Male or female. “Bret asked me to pass it around. You coming?”

Before Trent could form an excuse, Liv hopped down from the ambulance step and looped her arm through his as if she’d been waiting for the moment all afternoon.

“Absolutely, we’re going.” She grinned, eyes sparkling with enough mischief to let Trent know she’d clocked every inch of the tension between him and Reece.

Reece nodded, his gaze flicking between them. “Great.” He stepped back. And God, how was it possible for someone to take up so much space even when he moved away? “See you there.”

Then he turned, shoulders broad, uniform stretched across his back as he walked away as if he hadn’t knocked the air clean out of Trent’s lungs.

Fuck.

There wasn’t much Trent could do about any of it.

Duty first. Liv was still bouncing between the kids and the ambulance stand, determined to charm every person before the day officially wrapped.

And they needed to get the rig back to base.

If she was heading to the pub to claim her free food, then he was going with her. Whether his heart agreed or not.

So as the community day wound down, and a horde of uniforms moved like a single tide through the streets, voices lifting in tired jokes and half-hearted banter, Trent had no choice but to join them all.

The promise of free food and cold pints was enough to drag even the most exhausted first responders through those weathered old doors.

The Dog and Duck was heaving by the time he pushed through the door, the air thick with the heavy scent of spilled lager, old wood, and the underlying trace of sweat and cheap aftershave.

The crowd comprised mostly uniforms. Police, ambulance, fire.

Badges swapped for battered name tags, authority stripped down to tired bodies seeking relief.

Laughter rolled through the air in waves, mingling with the low thrum of a half-hearted attempt at music playing through an old jukebox in the corner.

At the bar, Reece stood among the crowd.

Pint in hand, head tipped back, he laughed.

Loud and easy. One that wrapped around a room and pulled people into it.

Him . And that grin lit up his whole face, creasing the corners of his eyes, making him look younger.

Nothing like the man who tore through burning buildings.
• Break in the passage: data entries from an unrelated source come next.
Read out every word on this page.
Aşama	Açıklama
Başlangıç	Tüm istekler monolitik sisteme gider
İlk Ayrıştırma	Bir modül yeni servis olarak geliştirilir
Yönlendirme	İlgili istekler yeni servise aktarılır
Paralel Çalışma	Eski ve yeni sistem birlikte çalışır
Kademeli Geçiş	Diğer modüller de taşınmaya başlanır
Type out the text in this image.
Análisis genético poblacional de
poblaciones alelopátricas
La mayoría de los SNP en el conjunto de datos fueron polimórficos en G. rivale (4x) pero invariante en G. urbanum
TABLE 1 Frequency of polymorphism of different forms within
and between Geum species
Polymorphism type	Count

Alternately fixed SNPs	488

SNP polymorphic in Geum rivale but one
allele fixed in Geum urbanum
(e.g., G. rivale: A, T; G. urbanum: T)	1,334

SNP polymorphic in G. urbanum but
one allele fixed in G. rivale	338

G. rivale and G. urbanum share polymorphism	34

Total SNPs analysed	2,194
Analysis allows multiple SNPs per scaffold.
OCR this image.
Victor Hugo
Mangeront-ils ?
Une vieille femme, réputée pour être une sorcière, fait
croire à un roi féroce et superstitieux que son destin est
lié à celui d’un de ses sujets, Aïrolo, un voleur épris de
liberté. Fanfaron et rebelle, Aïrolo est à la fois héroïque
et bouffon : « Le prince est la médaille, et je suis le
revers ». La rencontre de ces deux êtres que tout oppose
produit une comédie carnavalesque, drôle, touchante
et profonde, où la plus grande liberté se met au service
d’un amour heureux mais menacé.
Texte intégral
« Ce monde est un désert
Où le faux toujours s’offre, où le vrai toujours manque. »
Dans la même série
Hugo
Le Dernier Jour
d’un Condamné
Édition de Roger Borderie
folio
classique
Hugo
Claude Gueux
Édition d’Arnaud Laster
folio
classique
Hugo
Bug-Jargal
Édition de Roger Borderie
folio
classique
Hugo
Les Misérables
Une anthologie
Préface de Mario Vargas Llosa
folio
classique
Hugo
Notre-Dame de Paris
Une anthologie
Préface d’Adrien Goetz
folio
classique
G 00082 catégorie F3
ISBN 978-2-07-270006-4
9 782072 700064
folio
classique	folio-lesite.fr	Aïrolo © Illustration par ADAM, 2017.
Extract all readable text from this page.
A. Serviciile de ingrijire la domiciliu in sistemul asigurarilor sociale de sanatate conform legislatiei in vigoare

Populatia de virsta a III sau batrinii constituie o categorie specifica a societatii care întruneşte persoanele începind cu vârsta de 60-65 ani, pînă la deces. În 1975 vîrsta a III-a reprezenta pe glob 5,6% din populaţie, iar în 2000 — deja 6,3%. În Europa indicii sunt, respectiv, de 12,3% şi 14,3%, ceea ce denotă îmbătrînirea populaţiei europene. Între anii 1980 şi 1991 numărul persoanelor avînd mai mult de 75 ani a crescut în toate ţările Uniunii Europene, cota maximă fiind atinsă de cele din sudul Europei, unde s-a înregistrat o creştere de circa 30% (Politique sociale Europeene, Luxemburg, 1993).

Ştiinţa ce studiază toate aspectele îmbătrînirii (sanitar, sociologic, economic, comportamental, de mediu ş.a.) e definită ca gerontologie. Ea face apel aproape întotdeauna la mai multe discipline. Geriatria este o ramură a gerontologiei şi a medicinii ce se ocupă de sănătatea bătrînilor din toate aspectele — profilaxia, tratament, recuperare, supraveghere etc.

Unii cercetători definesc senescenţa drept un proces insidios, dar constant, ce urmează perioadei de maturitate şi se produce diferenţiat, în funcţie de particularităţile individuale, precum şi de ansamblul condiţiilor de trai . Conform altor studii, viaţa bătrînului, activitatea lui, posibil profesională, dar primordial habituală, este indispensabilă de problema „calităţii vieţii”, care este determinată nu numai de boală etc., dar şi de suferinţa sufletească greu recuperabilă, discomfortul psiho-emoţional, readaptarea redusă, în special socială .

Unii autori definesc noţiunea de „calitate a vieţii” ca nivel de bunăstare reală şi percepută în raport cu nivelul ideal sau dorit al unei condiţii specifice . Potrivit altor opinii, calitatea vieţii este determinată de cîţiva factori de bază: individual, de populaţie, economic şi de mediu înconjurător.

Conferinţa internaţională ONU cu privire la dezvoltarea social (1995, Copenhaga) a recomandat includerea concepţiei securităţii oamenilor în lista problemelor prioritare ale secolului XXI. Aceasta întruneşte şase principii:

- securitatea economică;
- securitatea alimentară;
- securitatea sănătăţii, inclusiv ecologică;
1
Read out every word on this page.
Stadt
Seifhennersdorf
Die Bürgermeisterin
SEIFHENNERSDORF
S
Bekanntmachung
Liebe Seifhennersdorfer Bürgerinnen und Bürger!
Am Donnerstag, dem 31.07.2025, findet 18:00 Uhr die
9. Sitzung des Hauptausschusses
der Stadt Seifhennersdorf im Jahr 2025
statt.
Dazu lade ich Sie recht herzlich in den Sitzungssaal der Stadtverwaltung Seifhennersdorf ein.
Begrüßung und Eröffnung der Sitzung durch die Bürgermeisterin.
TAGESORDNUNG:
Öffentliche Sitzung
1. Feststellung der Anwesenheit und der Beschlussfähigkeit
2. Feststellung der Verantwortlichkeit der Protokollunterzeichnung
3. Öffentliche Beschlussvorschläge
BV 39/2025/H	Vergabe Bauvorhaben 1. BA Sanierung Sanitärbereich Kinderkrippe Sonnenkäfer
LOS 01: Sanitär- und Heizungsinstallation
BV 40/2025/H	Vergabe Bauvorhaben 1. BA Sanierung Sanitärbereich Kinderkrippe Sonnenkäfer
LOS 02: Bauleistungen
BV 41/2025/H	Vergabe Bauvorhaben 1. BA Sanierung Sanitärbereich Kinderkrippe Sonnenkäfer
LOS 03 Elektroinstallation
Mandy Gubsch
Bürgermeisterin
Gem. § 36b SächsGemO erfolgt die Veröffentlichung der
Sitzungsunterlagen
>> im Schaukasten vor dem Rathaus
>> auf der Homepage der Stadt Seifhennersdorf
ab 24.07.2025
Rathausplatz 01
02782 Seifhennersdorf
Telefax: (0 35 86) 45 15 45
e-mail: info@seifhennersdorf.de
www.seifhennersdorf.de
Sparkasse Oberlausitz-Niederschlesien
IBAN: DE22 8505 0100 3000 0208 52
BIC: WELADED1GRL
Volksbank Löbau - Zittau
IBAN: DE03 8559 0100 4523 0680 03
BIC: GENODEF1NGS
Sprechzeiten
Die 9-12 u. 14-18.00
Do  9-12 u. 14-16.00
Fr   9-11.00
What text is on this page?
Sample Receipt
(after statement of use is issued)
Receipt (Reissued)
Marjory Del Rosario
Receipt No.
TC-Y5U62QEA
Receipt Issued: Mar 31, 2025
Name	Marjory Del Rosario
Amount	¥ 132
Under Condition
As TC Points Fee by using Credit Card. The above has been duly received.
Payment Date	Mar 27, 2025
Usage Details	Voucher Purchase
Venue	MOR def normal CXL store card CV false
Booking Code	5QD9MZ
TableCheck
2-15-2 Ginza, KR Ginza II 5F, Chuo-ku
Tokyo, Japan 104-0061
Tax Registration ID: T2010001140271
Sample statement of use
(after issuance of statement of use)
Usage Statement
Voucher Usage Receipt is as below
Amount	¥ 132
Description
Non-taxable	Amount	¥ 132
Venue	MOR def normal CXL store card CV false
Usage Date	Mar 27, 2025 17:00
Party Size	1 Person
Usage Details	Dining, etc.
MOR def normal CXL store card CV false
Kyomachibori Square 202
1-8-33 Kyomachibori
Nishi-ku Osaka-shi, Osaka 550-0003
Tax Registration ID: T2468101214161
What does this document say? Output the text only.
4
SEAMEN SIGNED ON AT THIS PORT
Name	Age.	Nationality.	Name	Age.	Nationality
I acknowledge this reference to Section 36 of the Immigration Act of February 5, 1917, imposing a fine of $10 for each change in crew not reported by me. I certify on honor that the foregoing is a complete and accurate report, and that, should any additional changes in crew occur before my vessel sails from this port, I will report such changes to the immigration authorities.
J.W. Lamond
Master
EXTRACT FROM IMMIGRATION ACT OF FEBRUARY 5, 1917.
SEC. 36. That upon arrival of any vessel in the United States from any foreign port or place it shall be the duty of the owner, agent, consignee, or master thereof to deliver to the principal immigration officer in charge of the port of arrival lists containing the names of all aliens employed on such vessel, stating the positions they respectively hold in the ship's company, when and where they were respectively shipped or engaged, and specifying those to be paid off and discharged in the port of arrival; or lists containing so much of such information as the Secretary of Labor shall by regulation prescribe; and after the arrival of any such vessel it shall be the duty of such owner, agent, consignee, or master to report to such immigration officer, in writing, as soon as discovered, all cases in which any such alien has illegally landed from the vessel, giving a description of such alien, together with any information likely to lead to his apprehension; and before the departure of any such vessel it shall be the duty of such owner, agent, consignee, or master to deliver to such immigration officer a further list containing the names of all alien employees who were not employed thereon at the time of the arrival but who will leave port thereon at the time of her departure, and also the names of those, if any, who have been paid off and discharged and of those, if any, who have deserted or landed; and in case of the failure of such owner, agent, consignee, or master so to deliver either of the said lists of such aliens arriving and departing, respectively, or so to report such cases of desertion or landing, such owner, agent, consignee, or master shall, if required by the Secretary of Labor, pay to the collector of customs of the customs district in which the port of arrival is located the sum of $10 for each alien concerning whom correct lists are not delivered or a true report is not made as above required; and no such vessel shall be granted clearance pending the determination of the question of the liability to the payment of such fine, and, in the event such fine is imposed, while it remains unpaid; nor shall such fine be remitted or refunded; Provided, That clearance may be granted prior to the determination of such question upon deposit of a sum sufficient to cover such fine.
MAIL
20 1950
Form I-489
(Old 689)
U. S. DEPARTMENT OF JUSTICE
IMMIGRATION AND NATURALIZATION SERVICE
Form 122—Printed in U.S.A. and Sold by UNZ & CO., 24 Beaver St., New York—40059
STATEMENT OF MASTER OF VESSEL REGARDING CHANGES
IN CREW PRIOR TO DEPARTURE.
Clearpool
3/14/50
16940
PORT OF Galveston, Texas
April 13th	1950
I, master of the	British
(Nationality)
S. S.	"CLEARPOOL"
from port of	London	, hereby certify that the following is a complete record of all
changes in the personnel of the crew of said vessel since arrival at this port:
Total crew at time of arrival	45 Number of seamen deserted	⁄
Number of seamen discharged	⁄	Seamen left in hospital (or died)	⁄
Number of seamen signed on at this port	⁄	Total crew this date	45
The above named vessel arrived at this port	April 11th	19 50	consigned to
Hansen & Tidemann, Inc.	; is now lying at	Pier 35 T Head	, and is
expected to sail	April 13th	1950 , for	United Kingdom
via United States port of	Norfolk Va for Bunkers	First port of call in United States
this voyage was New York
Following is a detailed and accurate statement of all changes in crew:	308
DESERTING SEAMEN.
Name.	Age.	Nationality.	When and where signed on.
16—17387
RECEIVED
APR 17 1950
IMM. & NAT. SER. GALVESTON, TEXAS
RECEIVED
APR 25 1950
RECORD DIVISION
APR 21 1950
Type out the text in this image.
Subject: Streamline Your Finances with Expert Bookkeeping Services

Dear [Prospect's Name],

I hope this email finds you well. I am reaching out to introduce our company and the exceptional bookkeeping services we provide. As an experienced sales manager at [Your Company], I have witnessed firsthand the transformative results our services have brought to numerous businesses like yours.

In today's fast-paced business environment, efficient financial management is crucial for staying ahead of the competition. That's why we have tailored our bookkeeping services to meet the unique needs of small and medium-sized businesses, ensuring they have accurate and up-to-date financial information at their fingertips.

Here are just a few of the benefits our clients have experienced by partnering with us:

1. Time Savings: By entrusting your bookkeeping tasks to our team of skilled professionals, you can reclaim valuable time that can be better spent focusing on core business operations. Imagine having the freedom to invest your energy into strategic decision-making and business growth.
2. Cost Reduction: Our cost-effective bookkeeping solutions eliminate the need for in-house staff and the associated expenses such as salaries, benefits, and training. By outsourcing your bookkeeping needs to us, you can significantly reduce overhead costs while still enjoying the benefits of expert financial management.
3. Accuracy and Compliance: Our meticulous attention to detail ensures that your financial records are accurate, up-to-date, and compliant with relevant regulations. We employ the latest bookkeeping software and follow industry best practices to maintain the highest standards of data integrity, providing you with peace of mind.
It was the way he’d been with the little girl earlier. Soft. Gentle. Intuitive.

Reece’s gaze found his.

And the hit was immediate, intense and breath-stealing.

A gut punch he hadn’t seen coming.

And all Trent could think whilst he fought back the surge of heat and hurt in his throat, was that he couldn’t do this anymore.

Couldn’t pretend casual didn’t cut him wide open.

Pretend it didn’t ruin him to imagine Reece looking at someone else the way he was looking at him right then, as if Trent was the only thing in the room worth seeing.

Couldn’t pretend that thinking about Reece’s hands on someone else’s body didn’t gut him from the inside out.

Reece could go from one to the next without missing a beat. Leave smiles and broken rules in his wake, yet still make Trent believe he was someone special .

That was the lie Trent couldn’t stomach anymore.

And he sure as hell wouldn’t stand here and drown in it. So he turned around and pushed his way back through the door, out into the cool night air before the walls could close in and he humiliated himself by wanting something he could never have.